A single victory can alter not only a war’s direction, but the scale of a ruler’s authority.
1416–1419
War without pause
Henry's greatness as a commander lies as much after Agincourt as at Agincourt. He did not settle for a celebrated raid. From 1417 he launched a sustained conquest of Normandy, taking Caen, Falaise, Rouen, and other strongholds through siege warfare and pressure. This phase was slow, expensive, and administratively demanding. Garrisons had to be supplied, towns governed, taxes collected, and loyalty managed. Henry combined severity with order, presenting himself as a rightful lord while using the hard tools of occupation. By converting battlefield prestige into territorial control, he forced French politics to reckon with him not as a raider but as a ruler.

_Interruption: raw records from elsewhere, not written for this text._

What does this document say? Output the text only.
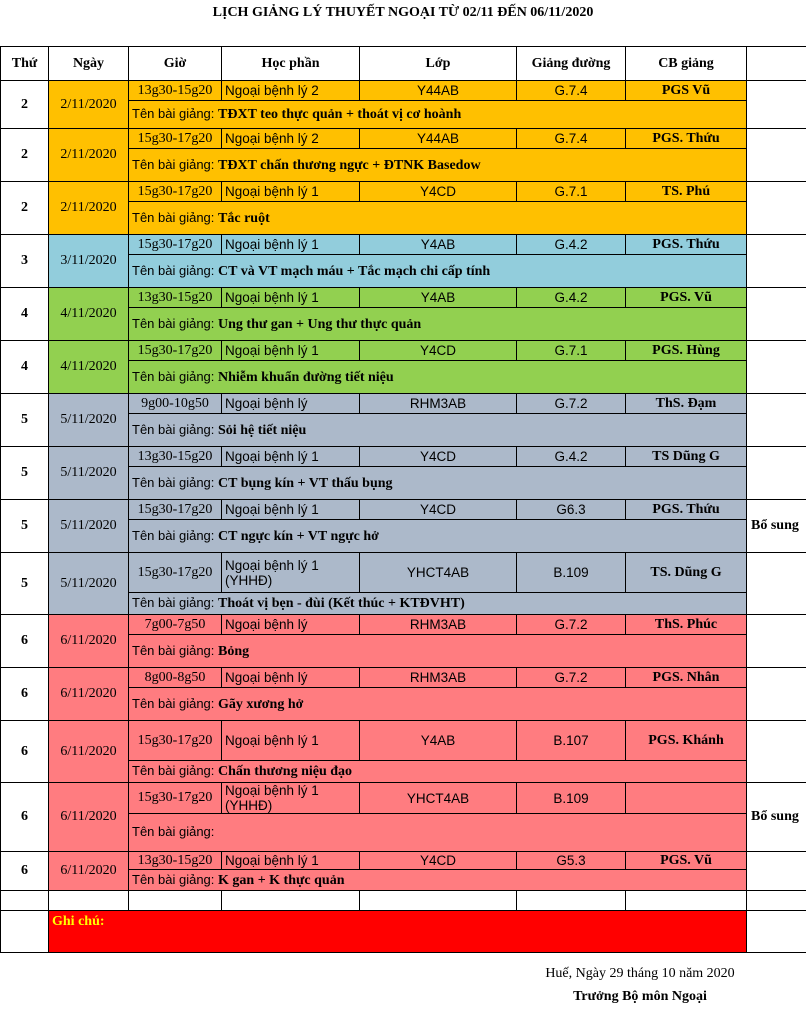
LỊCH GIẢNG LÝ THUYẾT NGOẠI TỪ 02/11 ĐẾN 06/11/2020
Thứ	Ngày	Giờ	Học phần	Lớp	Giảng đường	CB giảng	
2	2/11/2020	13g30-15g20	Ngoại bệnh lý 2	Y44AB	G.7.4	PGS Vũ	
		Tên bài giảng: TĐXT teo thực quản + thoát vị cơ hoành					
2	2/11/2020	15g30-17g20	Ngoại bệnh lý 2	Y44AB	G.7.4	PGS. Thứu	
		Tên bài giảng: TĐXT chấn thương ngực + ĐTNK Basedow					
2	2/11/2020	15g30-17g20	Ngoại bệnh lý 1	Y4CD	G.7.1	TS. Phú	
		Tên bài giảng: Tắc ruột					
3	3/11/2020	15g30-17g20	Ngoại bệnh lý 1	Y4AB	G.4.2	PGS. Thứu	
		Tên bài giảng: CT và VT mạch máu + Tắc mạch chi cấp tính					
4	4/11/2020	13g30-15g20	Ngoại bệnh lý 1	Y4AB	G.4.2	PGS. Vũ	
		Tên bài giảng: Ung thư gan + Ung thư thực quản					
4	4/11/2020	15g30-17g20	Ngoại bệnh lý 1	Y4CD	G.7.1	PGS. Hùng	
		Tên bài giảng: Nhiễm khuẩn đường tiết niệu					
5	5/11/2020	9g00-10g50	Ngoại bệnh lý	RHM3AB	G.7.2	ThS. Đạm	
		Tên bài giảng: Sỏi hệ tiết niệu					
5	5/11/2020	13g30-15g20	Ngoại bệnh lý 1	Y4CD	G.4.2	TS Dũng G	
		Tên bài giảng: CT bụng kín + VT thấu bụng					
5	5/11/2020	15g30-17g20	Ngoại bệnh lý 1	Y4CD	G6.3	PGS. Thứu	Bổ sung
		Tên bài giảng: CT ngực kín + VT ngực hở					
5	5/11/2020	15g30-17g20	Ngoại bệnh lý 1 (YHHĐ)	YHCT4AB	B.109	TS. Dũng G	
		Tên bài giảng: Thoát vị bẹn - đùi (Kết thúc + KTĐVHT)					
6	6/11/2020	7g00-7g50	Ngoại bệnh lý	RHM3AB	G.7.2	ThS. Phúc	
		Tên bài giảng: Bỏng					
6	6/11/2020	8g00-8g50	Ngoại bệnh lý	RHM3AB	G.7.2	PGS. Nhân	
		Tên bài giảng: Gãy xương hở					
6	6/11/2020	15g30-17g20	Ngoại bệnh lý 1	Y4AB	B.107	PGS. Khánh	
		Tên bài giảng: Chấn thương niệu đạo					
6	6/11/2020	15g30-17g20	Ngoại bệnh lý 1 (YHHĐ)	YHCT4AB	B.109		Bổ sung
		Tên bài giảng:					
6	6/11/2020	13g30-15g20	Ngoại bệnh lý 1	Y4CD	G5.3	PGS. Vũ	
		Tên bài giảng: K gan + K thực quản					

	Ghi chú:						
Huế, Ngày 29 tháng 10 năm 2020
Trưởng Bộ môn Ngoại
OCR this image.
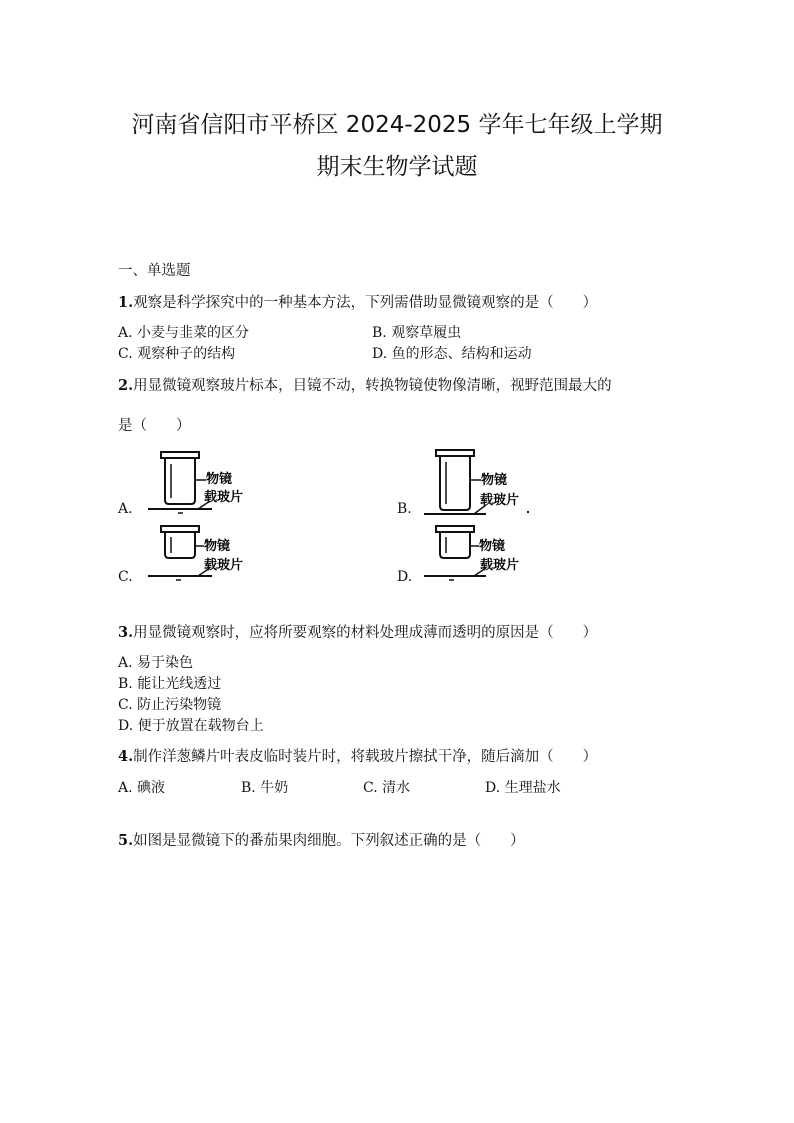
河南省信阳市平桥区 2024-2025 学年七年级上学期
期末生物学试题
一、单选题
1.观察是科学探究中的一种基本方法，下列需借助显微镜观察的是（　　）
A. 小麦与韭菜的区分	B. 观察草履虫
C. 观察种子的结构	D. 鱼的形态、结构和运动
2.用显微镜观察玻片标本，目镜不动，转换物镜使物像清晰，视野范围最大的
是（　　）
A.
物镜
载玻片
B.
物镜
载玻片
C.
物镜
载玻片
D.
物镜
载玻片
3.用显微镜观察时，应将所要观察的材料处理成薄而透明的原因是（　　）
A. 易于染色
B. 能让光线透过
C. 防止污染物镜
D. 便于放置在载物台上
4.制作洋葱鳞片叶表皮临时装片时，将载玻片擦拭干净，随后滴加（　　）
A. 碘液	B. 牛奶	C. 清水	D. 生理盐水
5.如图是显微镜下的番茄果肉细胞。下列叙述正确的是（　　）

His real strength was not just in dramatic battle, but in the grim patience that followed it.
1420
Heir to France
The Treaty of Troyes was the peak of Henry's achievement and the boldest expression of his ambition. Backed by Burgundian alliance after the murder of John the Fearless, the treaty disinherited the Dauphin Charles, married Henry to Catherine of Valois, and named him heir to the French throne after Charles VI. It did not mean all France accepted him. Large areas still supported the Dauphin, and the settlement rested on military occupation, factional division, and the continuing illness of the French king. Even so, Troyes transformed Henry's claim. He was no longer merely demanding lands; he was positioned as future king of France. The dream of dual monarchy seemed suddenly possible.
He turned victory into legitimacy by forcing war, marriage, and succession into the same political design.
1422 and beyond
A triumph cut short
Henry died at Vincennes in August 1422, probably from dysentery contracted on campaign, only weeks before Charles VI of France. He was thirty-five or thirty-six. His son Henry VI inherited the English crown as an infant and, under the terms of Troyes, the claim to France as well. But the entire structure depended on momentum, military pressure, Burgundian cooperation, and the authority of a king who was no longer alive. Henry V's reputation became immense: disciplined, pious, eloquent in later memory, and devastating in war. Yet his achievement was also fragile. He had nearly remade western European monarchy, but he died before conquest could become durable government. His legacy is therefore both triumph and warning: glory can outrun what institutions can hold.
His greatness is inseparable from the fact that his grandest success depended on a life that ended too soon.